Developers insure projects during both the construction phase and the operational phase.

Why Documentation Matters

Insurance companies cannot estimate risk without reliable information about the property.

Before issuing a policy, insurers may request documentation such as:

  • structural design documents

  • building approvals

  • professional valuation reports

  • survey documentation

These documents help insurers determine the rebuilding cost of the structure and the risks associated with the property.

Without reliable documentation, insurers may either refuse coverage or charge significantly higher premiums.

Insurance in Rapidly Growing Cities

In rapidly expanding urban markets such as Lagos, documentation can determine whether a property is insurable at all.

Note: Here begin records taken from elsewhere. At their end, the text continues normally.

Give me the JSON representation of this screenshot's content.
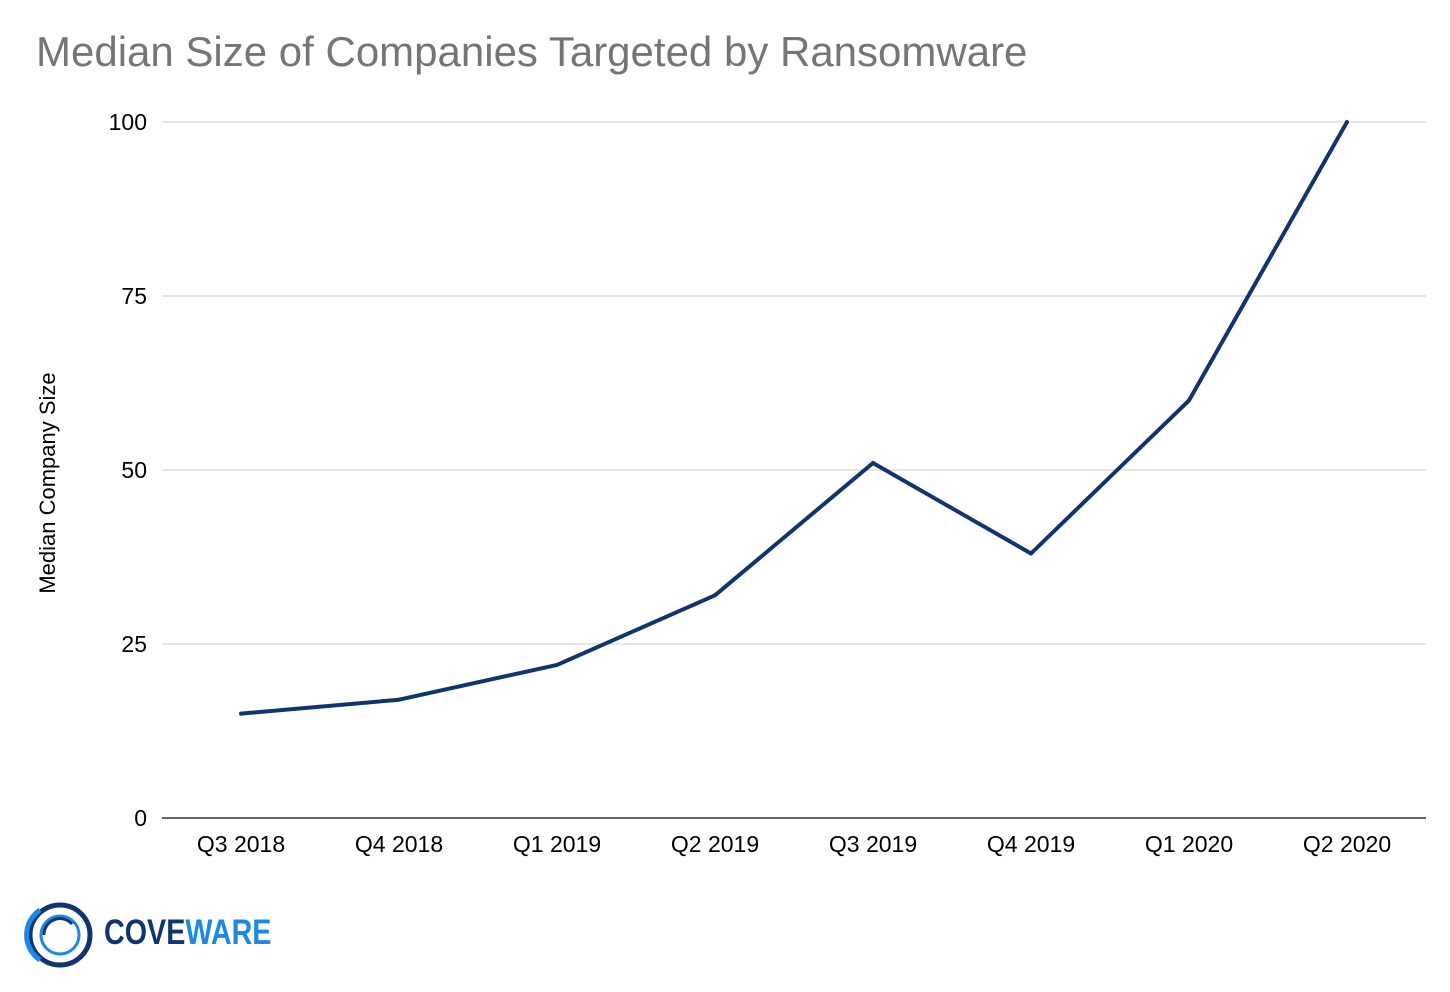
{
  "title": "Median Size of Companies Targeted by Ransomware",
  "colors": {
    "line": "#0f3470",
    "grid": "#cccccc",
    "title": "#757575",
    "logo_dark": "#0f3470",
    "logo_light": "#1e88e5"
  },
  "logo": {
    "part1": "COVE",
    "part2": "WARE"
  },
  "chart_data": {
    "type": "line",
    "title": "Median Size of Companies Targeted by Ransomware",
    "xlabel": "",
    "ylabel": "Median Company Size",
    "categories": [
      "Q3 2018",
      "Q4 2018",
      "Q1 2019",
      "Q2 2019",
      "Q3 2019",
      "Q4 2019",
      "Q1 2020",
      "Q2 2020"
    ],
    "series": [
      {
        "values": [
          15,
          17,
          22,
          32,
          51,
          38,
          60,
          100
        ]
      }
    ],
    "ylim": [
      0,
      100
    ],
    "yticks": [
      0,
      25,
      50,
      75,
      100
    ],
    "grid": true,
    "legend": "none"
  }
}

Buildings constructed without proper approvals or structural records create uncertainty about construction quality and rebuilding cost. That uncertainty makes accurate risk pricing difficult.

For this reason, professional documentation and valuation play an important role in the property insurance system.

Property insurance in Nigerian real estate therefore functions as a contractual risk-transfer mechanism regulated by the National Insurance Commission. By converting the unpredictable possibility of structural loss into a fixed annual premium, the system allows property owners, lenders, and investors to manage financial risk associated with fire, collapse, and other major disasters.